Before I go on, I’d like to define what I mean (yes, I do get to hijack words like this) by system complexity:
System complexity a property of a system that is directly proportional to the difficulty one has in comprehending the system at the level and detail necessary to make changes to the system without introducing instability or functional regressions.
In other words, the higher the system complexity, the harder it is to upgrade, maintain, and develop the system. Whether the system is a single class, an object library, an inheritance heirarchy, or an entire application, someone “schooled in the art” of software engineering should be able to understand it, given a reasonable time to examine the system. This ability should scale through the system. When one examines a particular object, it should be apparent without examining the private implementation details how to use it. From top to bottom, from bottom to top; the entire system should be accessible to the non-super-geniuses out there. What goes for good UI design also goes for good C++, C# and COM design: your target audience should be able to use it without extensive systems training.
System Complexity is what makes the Mythical Man Month true. It’s what keeps that guy who wrote the accounting system from scratch in 1986 employed. It’s what causes games, productivity applications, and even (some might say especially) large operating system projects to slip their schedules.
So what can you do about it? The first step to recovery is admitting you have a problem. Pedantic, but true. Getting back to the point I tried to make earlier about engineers–we like to think we are smart. Egos loom large in the software industry, and often with good reason. One of the smartest developers I have come across worked on a critical piece of the code for several years, and guarded his territory jealously. Make no mistake, this guy was brilliant–and he knew it. To make a long story short, when he left, the code he left behind was an engineering marvel [he says wryly] that no one else understood. Oh, we know what it does, but there’s a crucial difference in understanding what something does, and grokking fully how it does it. Tracing execution paths through this code is difficult, and 1200-line methods named “Run” are common.
The author understood it all, or said he did, but my opinion is that he was fooling himself, too. Once you get a piece of the system working, after all, you don’t need to touch that piece again unless the design changes, a bug is found, or something like that. Over time, though, people started to notice that even small fixes in this particular area would touch a dozen or more files, and churn lots of code. That’s a symptom of high system complexity; he would go in to make the fix, then discover that 100 variables influenced the behavior, or the implementation in one area was strongly dependent on the implementation in another, or most often, both.

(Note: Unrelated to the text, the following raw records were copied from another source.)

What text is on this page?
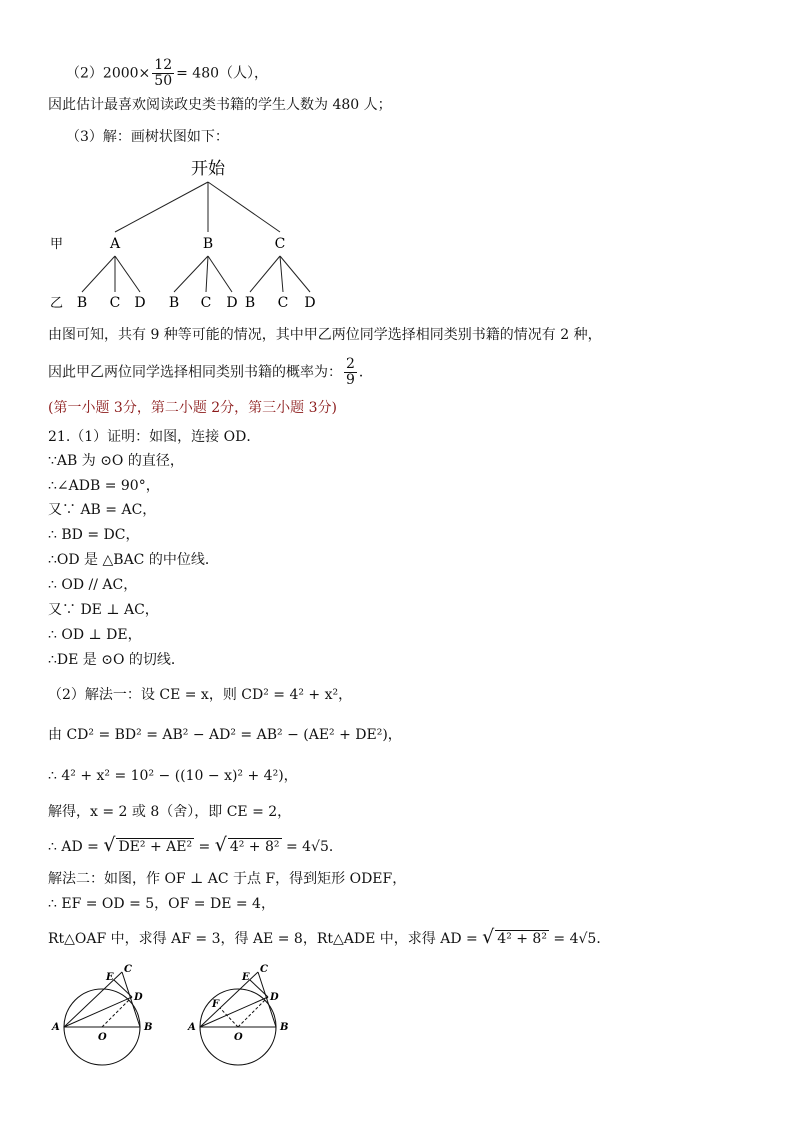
$(2)2000\times \frac{12}{50} = 480$（人），
因此估计最喜欢阅读政史类书籍的学生人数为 480 人；
（3）解：画树状图如下：
开始
甲
乙
A	B	C
B C D B C D B C D
由图可知，共有 9 种等可能的情况，其中甲乙两位同学选择相同类别书籍的情况有 2 种，
因此甲乙两位同学选择相同类别书籍的概率为： $\frac{2}{9}$ ．
(第一小题 3分，第二小题 2分，第三小题 3分)
21.（1）证明：如图，连接 OD．
∵AB 为 ⊙O 的直径，
∴∠ADB = 90°，
又∵ AB = AC，
∴ BD = DC，
∴OD 是 △BAC 的中位线．
∴ OD // AC，
又∵ DE ⊥ AC，
∴ OD ⊥ DE，
∴DE 是 ⊙O 的切线．
（2）解法一：设 CE = x，则 CD² = 4² + x²，
由 CD² = BD² = AB² − AD² = AB² − (AE² + DE²)，
∴ 4² + x² = 10² − ((10 − x)² + 4²)，
解得，x = 2 或 8（舍），即 CE = 2，
∴ AD = √ DE² + AE² = √ 4² + 8² = 4√5．
解法二：如图，作 OF ⊥ AC 于点 F，得到矩形 ODEF，
∴ EF = OD = 5，OF = DE = 4，
Rt△OAF 中，求得 AF = 3，得 AE = 8，Rt△ADE 中，求得 AD = √ 4² + 8² = 4√5．
E
C
D
A	B
O
E
C
F
D
A	B
O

But since the author had traveled this area so much, he was able to turn around the fixes in an acceptable timeframe, so he “got away” with it.
It’s no surprise that when the author decided to move on to other things, as employees often do, that we had a tough decision to make. Do we maintain this code that’s working? Do we refactor? In the end it came down to pragmatism and schedule: the problem was recognized, and we chose to refactor the system in measured stages, minimizing the risk to the product and getting back to a good, maintainable state.
That’s all I have time for today… my build is done, so back to work I go. Windows Vista waits for no man!